KEY POINTS:
It was over a casual neighbourhood chat that Auckland's Maike Blackman realised the wave of pressure to go eco-friendly was leaving resource-strapped businesses gasping for breath.
She has since spun the idea of helping small companies "go green" into her new business - called the hothouse - and says it happened just in time to jump on the swing towards sustainability.
The neighbour she was chatting to happened to be fashion designer Kate Sylvester, who told Blackman she wanted to reduce the toxicity of her business but didn't know where to begin.
So Blackman began breaking it down for her - explaining that a few small, manageable steps were key to "greening" the company's operations.
Blackman was called in to the Sylvester stores to implement the changes, starting with developing an environmentally-focused mentality at staff level, then reducing power consumption and switching cleaning products.
It was then that Blackman realised that if a business like Sylvester's needed her help, others did too.
Last year, calling on the expertise of friend Kate Medlicott, who has an environmental engineering background, Blackman formed the hothouse (www.thehothouse.org.nz) to help small to medium-sized businesses reduce their environmental impact.
"It's about getting back to basics," Blackman says. "A lot of businesses will have an environmental mission statement, well, that's just the first step. We encourage them to become part of the Sustainable Business Network, to reduce their footprint and to offset the rest."
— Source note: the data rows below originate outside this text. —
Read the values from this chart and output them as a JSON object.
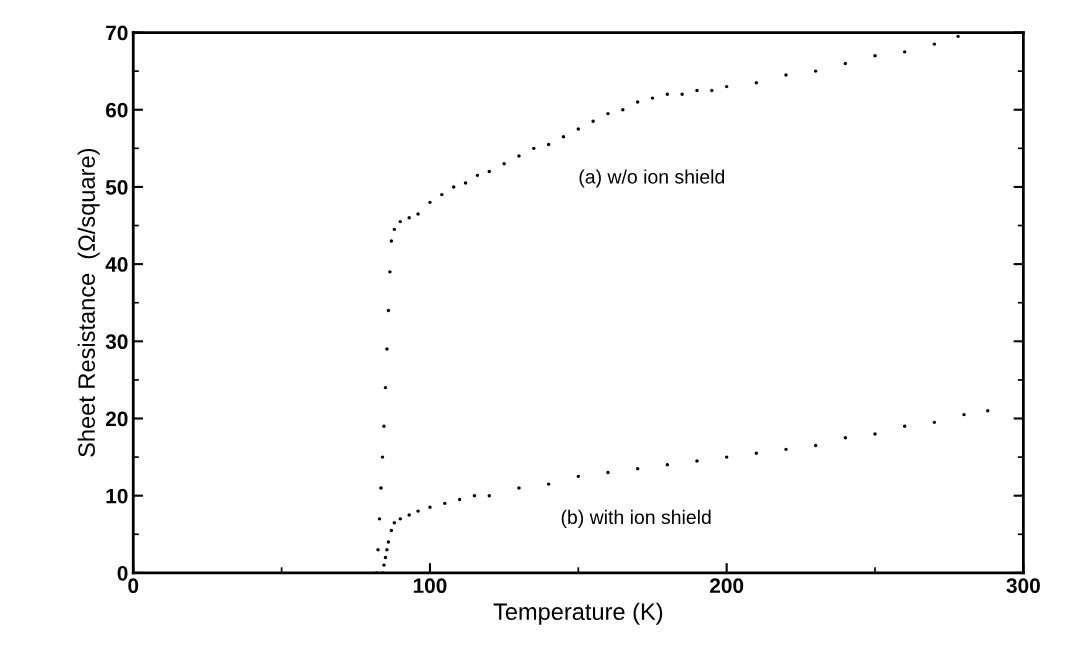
{
  "chart_data": {
    "type": "scatter",
    "xlabel": "Temperature (K)",
    "ylabel": "Sheet Resistance  (Ω/square)",
    "xlim": [
      0,
      300
    ],
    "ylim": [
      0,
      70
    ],
    "xticks": [
      0,
      100,
      200,
      300
    ],
    "yticks": [
      0,
      10,
      20,
      30,
      40,
      50,
      60,
      70
    ],
    "grid": false,
    "marker": "circle",
    "series": [
      {
        "color": "#000000",
        "x": [
          82,
          82.5,
          83,
          83.5,
          84,
          84.5,
          85,
          85.5,
          86,
          86.5,
          87,
          88,
          90,
          93,
          96,
          100,
          104,
          108,
          112,
          116,
          120,
          125,
          130,
          135,
          140,
          145,
          150,
          155,
          160,
          165,
          170,
          175,
          180,
          185,
          190,
          195,
          200,
          210,
          220,
          230,
          240,
          250,
          260,
          270,
          278
        ],
        "values": [
          0,
          3,
          7,
          11,
          15,
          19,
          24,
          29,
          34,
          39,
          43,
          44.5,
          45.5,
          46,
          46.5,
          48,
          49,
          50,
          50.5,
          51.5,
          52,
          53,
          54,
          55,
          55.5,
          56.5,
          57.5,
          58.5,
          59.5,
          60,
          61,
          61.5,
          62,
          62,
          62.5,
          62.5,
          63,
          63.5,
          64.5,
          65,
          66,
          67,
          67.5,
          68.5,
          69.5
        ]
      },
      {
        "color": "#000000",
        "x": [
          84,
          84.5,
          85,
          85.5,
          86,
          87,
          88,
          90,
          93,
          96,
          100,
          105,
          110,
          115,
          120,
          130,
          140,
          150,
          160,
          170,
          180,
          190,
          200,
          210,
          220,
          230,
          240,
          250,
          260,
          270,
          280,
          288
        ],
        "values": [
          0,
          1,
          2,
          3,
          4,
          5.5,
          6.5,
          7,
          7.5,
          8,
          8.5,
          9,
          9.5,
          10,
          10,
          11,
          11.5,
          12.5,
          13,
          13.5,
          14,
          14.5,
          15,
          15.5,
          16,
          16.5,
          17.5,
          18,
          19,
          19.5,
          20.5,
          21
        ]
      }
    ],
    "annotations": [
      "(a) w/o ion shield",
      "(b) with ion shield"
    ]
  }
}
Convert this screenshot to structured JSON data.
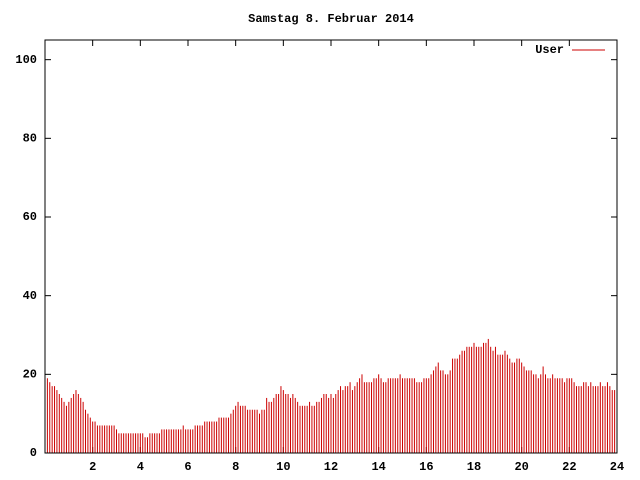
{
  "chart_data": {
    "type": "impulse",
    "title": "Samstag 8. Februar 2014",
    "legend": "top-right",
    "xlim": [
      0,
      24
    ],
    "ylim": [
      0,
      105
    ],
    "xticks": [
      2,
      4,
      6,
      8,
      10,
      12,
      14,
      16,
      18,
      20,
      22,
      24
    ],
    "yticks": [
      0,
      20,
      40,
      60,
      80,
      100
    ],
    "grid": false,
    "x": [
      0,
      0.1,
      0.2,
      0.3,
      0.4,
      0.5,
      0.6,
      0.7,
      0.8,
      0.9,
      1,
      1.1,
      1.2,
      1.3,
      1.4,
      1.5,
      1.6,
      1.7,
      1.8,
      1.9,
      2,
      2.1,
      2.2,
      2.3,
      2.4,
      2.5,
      2.6,
      2.7,
      2.8,
      2.9,
      3,
      3.1,
      3.2,
      3.3,
      3.4,
      3.5,
      3.6,
      3.7,
      3.8,
      3.9,
      4,
      4.1,
      4.2,
      4.3,
      4.4,
      4.5,
      4.6,
      4.7,
      4.8,
      4.9,
      5,
      5.1,
      5.2,
      5.3,
      5.4,
      5.5,
      5.6,
      5.7,
      5.8,
      5.9,
      6,
      6.1,
      6.2,
      6.3,
      6.4,
      6.5,
      6.6,
      6.7,
      6.8,
      6.9,
      7,
      7.1,
      7.2,
      7.3,
      7.4,
      7.5,
      7.6,
      7.7,
      7.8,
      7.9,
      8,
      8.1,
      8.2,
      8.3,
      8.4,
      8.5,
      8.6,
      8.7,
      8.8,
      8.9,
      9,
      9.1,
      9.2,
      9.3,
      9.4,
      9.5,
      9.6,
      9.7,
      9.8,
      9.9,
      10,
      10.1,
      10.2,
      10.3,
      10.4,
      10.5,
      10.6,
      10.7,
      10.8,
      10.9,
      11,
      11.1,
      11.2,
      11.3,
      11.4,
      11.5,
      11.6,
      11.7,
      11.8,
      11.9,
      12,
      12.1,
      12.2,
      12.3,
      12.4,
      12.5,
      12.6,
      12.7,
      12.8,
      12.9,
      13,
      13.1,
      13.2,
      13.3,
      13.4,
      13.5,
      13.6,
      13.7,
      13.8,
      13.9,
      14,
      14.1,
      14.2,
      14.3,
      14.4,
      14.5,
      14.6,
      14.7,
      14.8,
      14.9,
      15,
      15.1,
      15.2,
      15.3,
      15.4,
      15.5,
      15.6,
      15.7,
      15.8,
      15.9,
      16,
      16.1,
      16.2,
      16.3,
      16.4,
      16.5,
      16.6,
      16.7,
      16.8,
      16.9,
      17,
      17.1,
      17.2,
      17.3,
      17.4,
      17.5,
      17.6,
      17.7,
      17.8,
      17.9,
      18,
      18.1,
      18.2,
      18.3,
      18.4,
      18.5,
      18.6,
      18.7,
      18.8,
      18.9,
      19,
      19.1,
      19.2,
      19.3,
      19.4,
      19.5,
      19.6,
      19.7,
      19.8,
      19.9,
      20,
      20.1,
      20.2,
      20.3,
      20.4,
      20.5,
      20.6,
      20.7,
      20.8,
      20.9,
      21,
      21.1,
      21.2,
      21.3,
      21.4,
      21.5,
      21.6,
      21.7,
      21.8,
      21.9,
      22,
      22.1,
      22.2,
      22.3,
      22.4,
      22.5,
      22.6,
      22.7,
      22.8,
      22.9,
      23,
      23.1,
      23.2,
      23.3,
      23.4,
      23.5,
      23.6,
      23.7,
      23.8,
      23.9
    ],
    "series": [
      {
        "name": "User",
        "color": "#cc0000",
        "values": [
          19,
          19,
          18,
          17,
          17,
          16,
          15,
          14,
          13,
          12,
          13,
          14,
          15,
          16,
          15,
          14,
          13,
          11,
          10,
          9,
          8,
          8,
          7,
          7,
          7,
          7,
          7,
          7,
          7,
          7,
          6,
          5,
          5,
          5,
          5,
          5,
          5,
          5,
          5,
          5,
          5,
          5,
          4,
          4,
          5,
          5,
          5,
          5,
          5,
          6,
          6,
          6,
          6,
          6,
          6,
          6,
          6,
          6,
          7,
          6,
          6,
          6,
          6,
          7,
          7,
          7,
          7,
          8,
          8,
          8,
          8,
          8,
          8,
          9,
          9,
          9,
          9,
          9,
          10,
          11,
          12,
          13,
          12,
          12,
          12,
          11,
          11,
          11,
          11,
          11,
          10,
          11,
          11,
          14,
          13,
          13,
          14,
          15,
          15,
          17,
          16,
          15,
          15,
          14,
          15,
          14,
          13,
          12,
          12,
          12,
          12,
          13,
          12,
          12,
          13,
          13,
          14,
          15,
          15,
          14,
          15,
          14,
          15,
          16,
          17,
          16,
          17,
          17,
          18,
          16,
          17,
          18,
          19,
          20,
          18,
          18,
          18,
          18,
          19,
          19,
          20,
          19,
          18,
          18,
          19,
          19,
          19,
          19,
          19,
          20,
          19,
          19,
          19,
          19,
          19,
          19,
          18,
          18,
          18,
          19,
          19,
          19,
          20,
          21,
          22,
          23,
          21,
          21,
          20,
          20,
          21,
          24,
          24,
          24,
          25,
          26,
          26,
          27,
          27,
          27,
          28,
          27,
          27,
          27,
          28,
          28,
          29,
          27,
          26,
          27,
          25,
          25,
          25,
          26,
          25,
          24,
          23,
          23,
          24,
          24,
          23,
          22,
          21,
          21,
          21,
          20,
          20,
          19,
          20,
          22,
          20,
          19,
          19,
          20,
          19,
          19,
          19,
          19,
          18,
          19,
          19,
          19,
          18,
          17,
          17,
          17,
          18,
          18,
          17,
          18,
          17,
          17,
          17,
          18,
          17,
          17,
          18,
          17,
          16,
          16
        ]
      }
    ]
  }
}
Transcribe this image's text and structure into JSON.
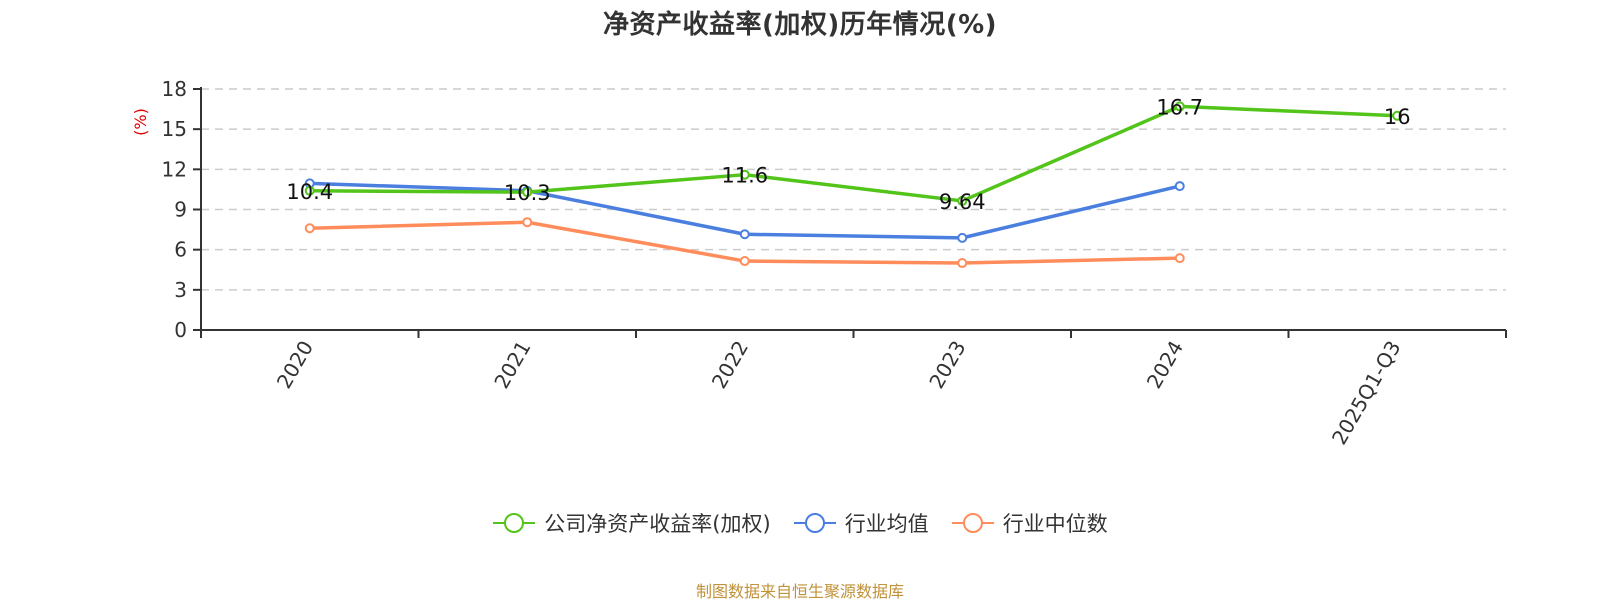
{
  "title": "净资产收益率(加权)历年情况(%)",
  "footer": "制图数据来自恒生聚源数据库",
  "legend": [
    {
      "label": "公司净资产收益率(加权)",
      "color": "#52c41a"
    },
    {
      "label": "行业均值",
      "color": "#4a7fe0"
    },
    {
      "label": "行业中位数",
      "color": "#ff8c5a"
    }
  ],
  "chart_data": {
    "type": "line",
    "title": "净资产收益率(加权)历年情况(%)",
    "xlabel": "",
    "ylabel": "(%)",
    "ylim": [
      0,
      18
    ],
    "yticks": [
      0,
      3,
      6,
      9,
      12,
      15,
      18
    ],
    "grid": true,
    "legend_position": "bottom",
    "categories": [
      "2020",
      "2021",
      "2022",
      "2023",
      "2024",
      "2025Q1-Q3"
    ],
    "series": [
      {
        "name": "公司净资产收益率(加权)",
        "color": "#52c41a",
        "values": [
          10.4,
          10.3,
          11.6,
          9.64,
          16.7,
          16
        ],
        "labels": [
          "10.4",
          "10.3",
          "11.6",
          "9.64",
          "16.7",
          "16"
        ]
      },
      {
        "name": "行业均值",
        "color": "#4a7fe0",
        "values": [
          10.95,
          10.4,
          7.15,
          6.88,
          10.75,
          null
        ]
      },
      {
        "name": "行业中位数",
        "color": "#ff8c5a",
        "values": [
          7.6,
          8.05,
          5.15,
          5.0,
          5.37,
          null
        ]
      }
    ]
  }
}
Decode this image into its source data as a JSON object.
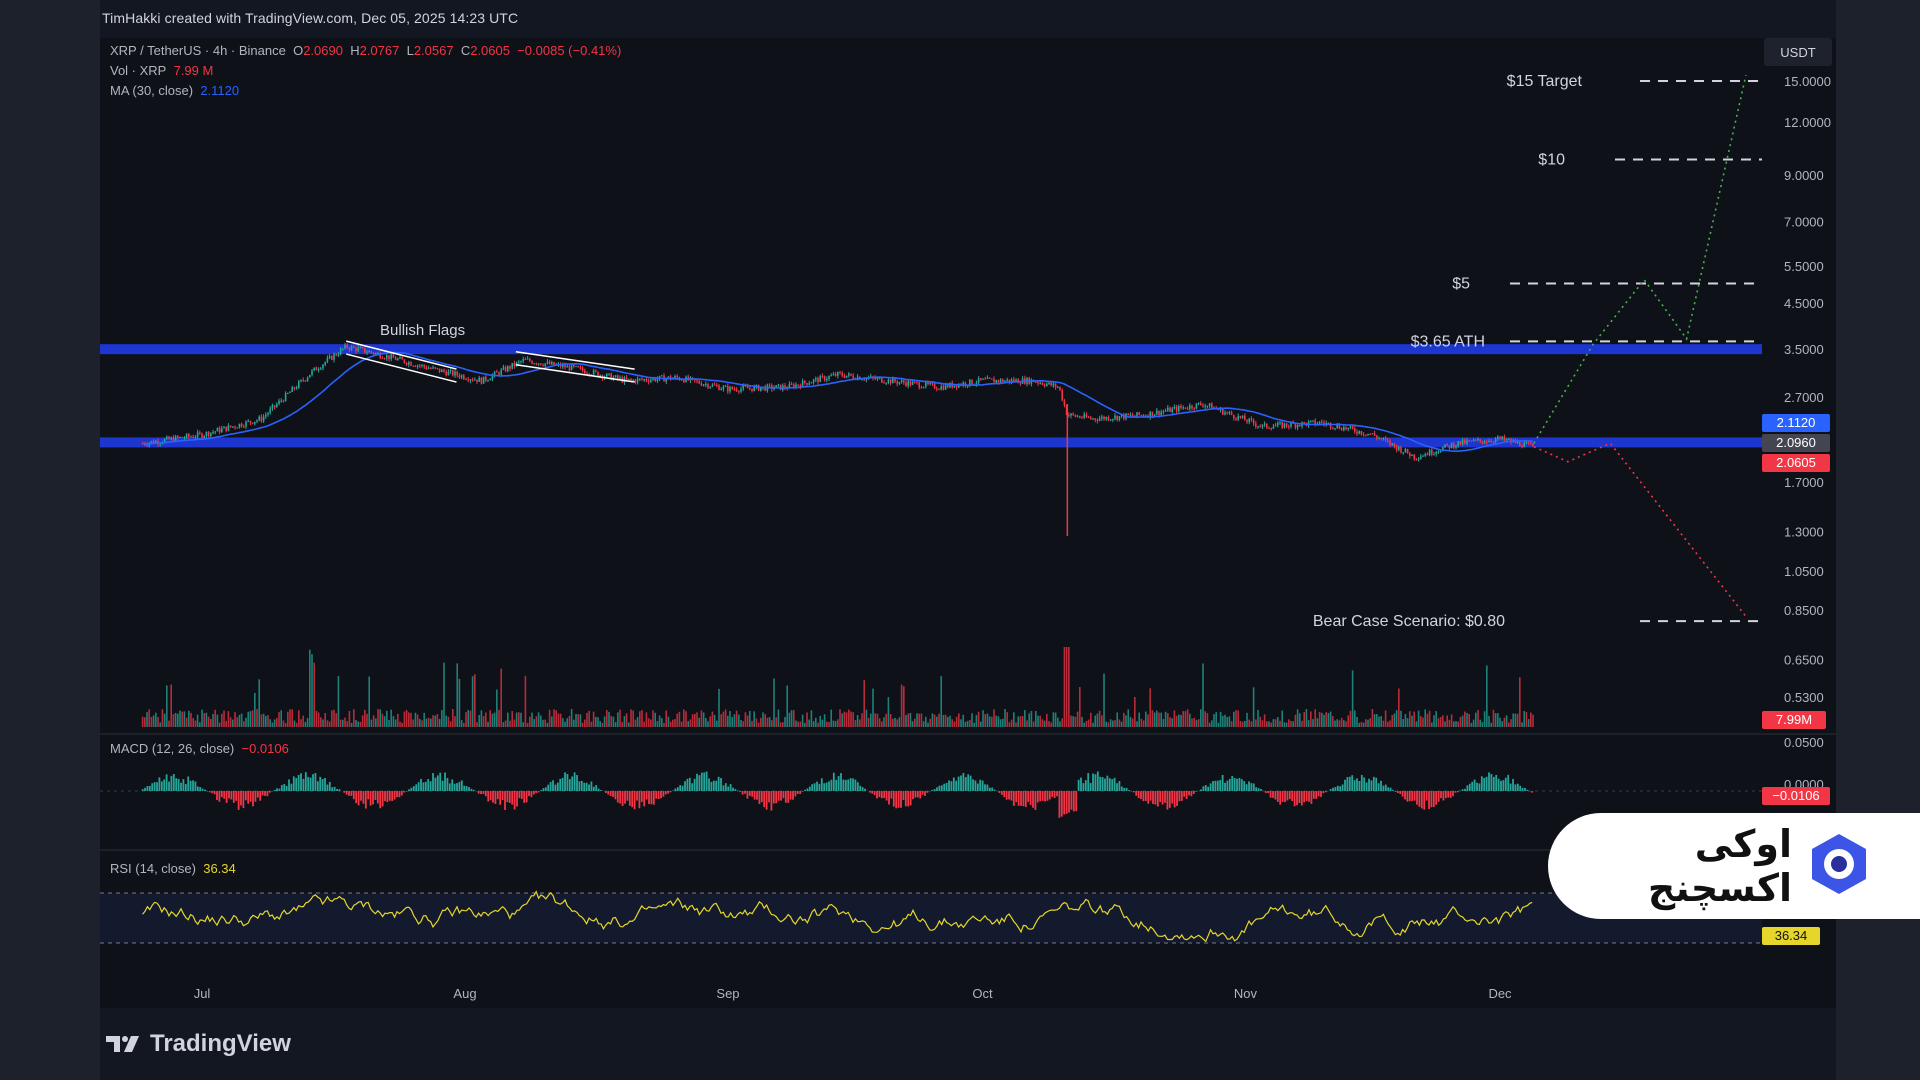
{
  "attribution": "TimHakki created with TradingView.com, Dec 05, 2025 14:23 UTC",
  "legend": {
    "symbol": "XRP / TetherUS · 4h · Binance",
    "o_label": "O",
    "o_value": "2.0690",
    "h_label": "H",
    "h_value": "2.0767",
    "l_label": "L",
    "l_value": "2.0567",
    "c_label": "C",
    "c_value": "2.0605",
    "change": "−0.0085 (−0.41%)",
    "vol_label": "Vol · XRP",
    "vol_value": "7.99 M",
    "ma_label": "MA (30, close)",
    "ma_value": "2.1120",
    "macd_label": "MACD (12, 26, close)",
    "macd_value": "−0.0106",
    "rsi_label": "RSI (14, close)",
    "rsi_value": "36.34"
  },
  "currency": "USDT",
  "brand": {
    "tradingview": "TradingView",
    "exchange": "اوکی اکسچنج"
  },
  "colors": {
    "up": "#26a69a",
    "down": "#f23645",
    "ma": "#2962ff",
    "zone": "#1e3df0",
    "rsi": "#e6d62b",
    "bull_path": "#4caf50",
    "bear_path": "#f23645"
  },
  "chart_data": [
    {
      "type": "line",
      "title": "XRP / TetherUS · 4h · Binance",
      "scale": "log",
      "y_ticks": [
        15.0,
        12.0,
        9.0,
        7.0,
        5.5,
        4.5,
        3.5,
        2.7,
        1.7,
        1.3,
        1.05,
        0.85,
        0.65,
        0.53
      ],
      "y_tick_labels": [
        "15.0000",
        "12.0000",
        "9.0000",
        "7.0000",
        "5.5000",
        "4.5000",
        "3.5000",
        "2.7000",
        "1.7000",
        "1.3000",
        "1.0500",
        "0.8500",
        "0.6500",
        "0.5300"
      ],
      "x_labels": [
        "Jul",
        "Aug",
        "Sep",
        "Oct",
        "Nov",
        "Dec"
      ],
      "price_path_approx": {
        "x": [
          "Jun 24",
          "Jul 1",
          "Jul 8",
          "Jul 14",
          "Jul 18",
          "Jul 22",
          "Jul 28",
          "Aug 3",
          "Aug 8",
          "Aug 14",
          "Aug 20",
          "Aug 26",
          "Sep 1",
          "Sep 8",
          "Sep 14",
          "Sep 20",
          "Sep 26",
          "Oct 1",
          "Oct 7",
          "Oct 10",
          "Oct 11",
          "Oct 14",
          "Oct 20",
          "Oct 27",
          "Nov 3",
          "Nov 10",
          "Nov 16",
          "Nov 21",
          "Nov 26",
          "Dec 1",
          "Dec 5"
        ],
        "y": [
          2.1,
          2.2,
          2.4,
          3.1,
          3.55,
          3.4,
          3.15,
          2.95,
          3.3,
          3.15,
          2.95,
          3.0,
          2.82,
          2.85,
          3.05,
          2.95,
          2.85,
          2.95,
          2.95,
          2.85,
          2.45,
          2.4,
          2.45,
          2.6,
          2.3,
          2.35,
          2.2,
          1.95,
          2.1,
          2.15,
          2.06
        ]
      },
      "flash_crash_low": 1.27,
      "levels": [
        {
          "label": "$15 Target",
          "value": 15.0
        },
        {
          "label": "$10",
          "value": 9.8
        },
        {
          "label": "$5",
          "value": 5.0
        },
        {
          "label": "$3.65 ATH",
          "value": 3.65
        },
        {
          "label": "Bear Case Scenario: $0.80",
          "value": 0.8
        }
      ],
      "zones": [
        3.5,
        2.11
      ],
      "annotations": [
        "Bullish Flags"
      ],
      "projection_bull": {
        "x": [
          "Dec 5",
          "Dec 12",
          "Dec 18",
          "Dec 23",
          "Dec 30"
        ],
        "y": [
          2.1,
          3.6,
          5.1,
          3.7,
          15.5
        ]
      },
      "projection_bear": {
        "x": [
          "Dec 5",
          "Dec 9",
          "Dec 14",
          "Dec 30"
        ],
        "y": [
          2.06,
          1.9,
          2.1,
          0.82
        ]
      },
      "price_labels": [
        {
          "label": "2.1120",
          "value": 2.112
        },
        {
          "label": "2.0960",
          "value": 2.096
        },
        {
          "label": "2.0605",
          "value": 2.0605
        }
      ]
    },
    {
      "type": "bar",
      "title": "Vol · XRP",
      "last_value_label": "7.99M"
    },
    {
      "type": "bar",
      "title": "MACD (12, 26, close)",
      "y_tick_labels": [
        "0.0500",
        "0.0000"
      ],
      "last_value_label": "−0.0106",
      "last_value": -0.0106
    },
    {
      "type": "line",
      "title": "RSI (14, close)",
      "last_value_label": "36.34",
      "last_value": 36.34,
      "bands": [
        70,
        30
      ]
    }
  ]
}
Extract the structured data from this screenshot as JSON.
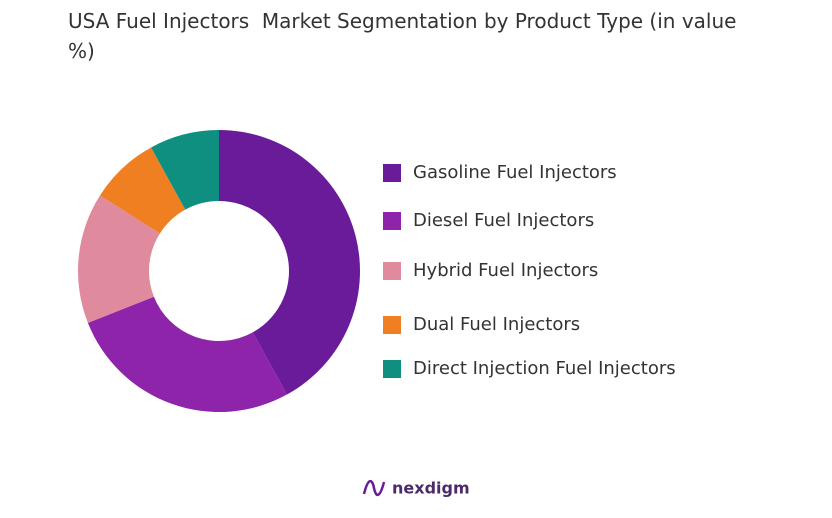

Drawing on Blackman's public relations background, Medlicott's experience in United Nations projects, and their shared desire to preserve the earth for their children, the pair began auditing a few businesses to identify areas of potential change and working with the companies to see those changes to fruition.
With her background working on sustainability projects for larger companies through Landcare Research, Emma McConachy, who joined the company early this year, fills in the gaps in developing auditing and reporting skills.
"We are looking at how we can take the environmental issues and turn them into [formal practices] to embed [into] an organisation. We develop something that is focused, follows a pattern, is traceable and measurable," Blackman says.
The hothouse team usually begins making changes in areas such as using paper responsibly, streamlining office processes, reducing unnecessary travel and switching to eco-friendly products.
"There's got to be a mind shift," says Blackman.
In each case, the hothouse establishes a green committee with representatives of the client's staff. "When staff can take ownership, it motivates them to keep going," says Blackman.
While a company's investment in sustainability will generally pay for itself through long-term savings, the clients approaching the hothouse usually do so to meet the consumer's commitment to supporting green business, Blackman says.
"Consumers are [embracing] sustainability and they vote with the dollar."
With five clients and others in negotiation, the hothouse women believe they have set up a viable business and, a month ago, all left their part-time jobs to focus on the company.
"We set ourselves a target of what we wanted to earn this year and we have already hit that," Blackman says.
Working from home also keeps costs down - as well as the company's carbon footprint.
Blackman says that being regular, down-to-earth mums has worked in the company's favour. "Clients are happy we don't arrive in suits but also happy we aren't dreadlocked vegans."
McConachy, who has worked on similar projects during the past three years, thinks the hothouse has tapped into the market at exactly the right time.
"Soon what we do is going to be like economic accounting."